Riesige Regenwaldbrände am Amazonas schrecken die Europäer auf. Politiker stellen das eben noch hochgelobte EU-Handelsabkommen mit den Mercosur-Staaten in Frage. Ernsthaft?

Die Brandstifter

d'Lëtzebuerger Land vom 06.09.2019

Dramatisch klingt der Aufruf von Raoni Metuktire, Häuptling des brasilianischen Kayapo-Volks, im britischen Guardian diese Woche. Dramatisch ist auch die Lage in seiner Heimat, dem Amazonasgebiet. „Ihr zerstört unser Land, vergiftet den Planeten und sät den Tod, weil ihr verloren seid. Und bald wird es zu spät sein, das zu ändern“, so sein dringender Appell an die Weltöffentlichkeit. Seit Wochen lodern die Flammen im Regenwald unkontrolliert und bedrohen oder zerstören die Lebenswelt der Kayapos und anderer indigener Amazonas-Völker. Allein im Juli verbrannten dort 73 Quadratkilometer Waldbestand, eine Fläche anderthalbmal so groß wie Luxemburg-Stadt – und das täglich. Die Rodungen, offenbar von Großgrundbesitzern, Kleinbauern und Kriminellen gelegt und vom amtierenden rechtsextremen Präsidenten Jair Bolsonaro nur zögerlich bekämpft, sind Auslöser dafür, dass nach Frankreichs Präsidenten Emmanuel Macron und dem irischen Premierminister Leo Varadkar auch die Luxemburger Regierung mit einem Veto des Mercosur-Abkommens droht.

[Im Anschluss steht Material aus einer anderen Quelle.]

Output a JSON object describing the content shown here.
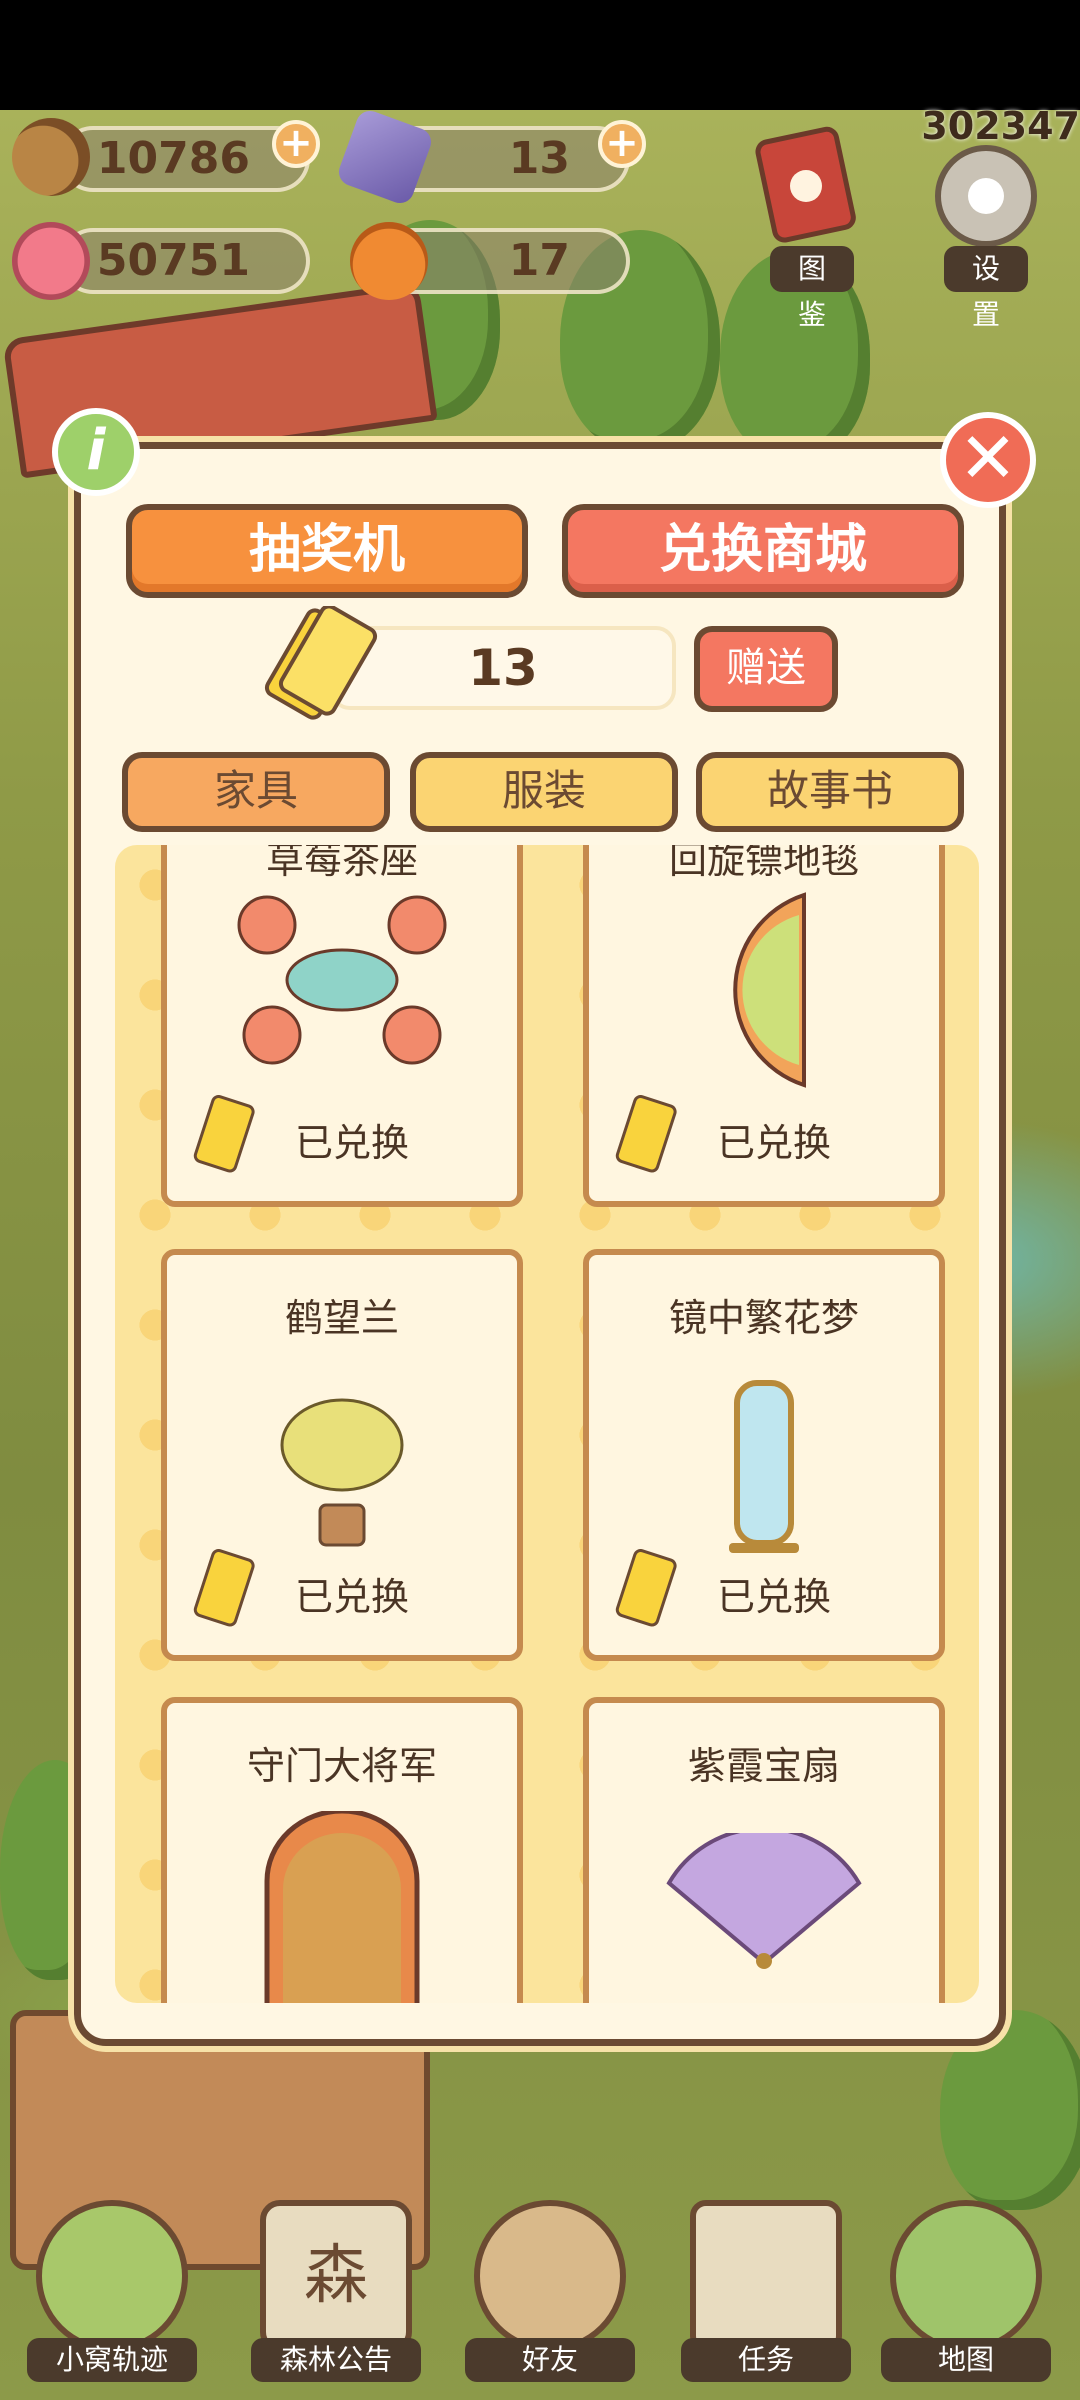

Ende Juni hatte EU-Kommissionspräsident Jean-Claude Juncker den Abschluss der Verhandlungen mit den südamerikanischen Staaten als „historischen Moment“ gefeiert. Nach mehr als 20 Jahren zäher und durch politische Umwälzungen immer wieder unterbrochener Gespräche hatten der Staatenbund Mercosur und die EU eine politische Einigung erzielt. In der Substanz: Es fehlen noch Übersetzungen, zudem muss das Vertragswerk rechtlich überprüft und von den einzelnen Mitgliedstaaten unterzeichnet und ratifiziert werden, bevor es Gültigkeit erlangt.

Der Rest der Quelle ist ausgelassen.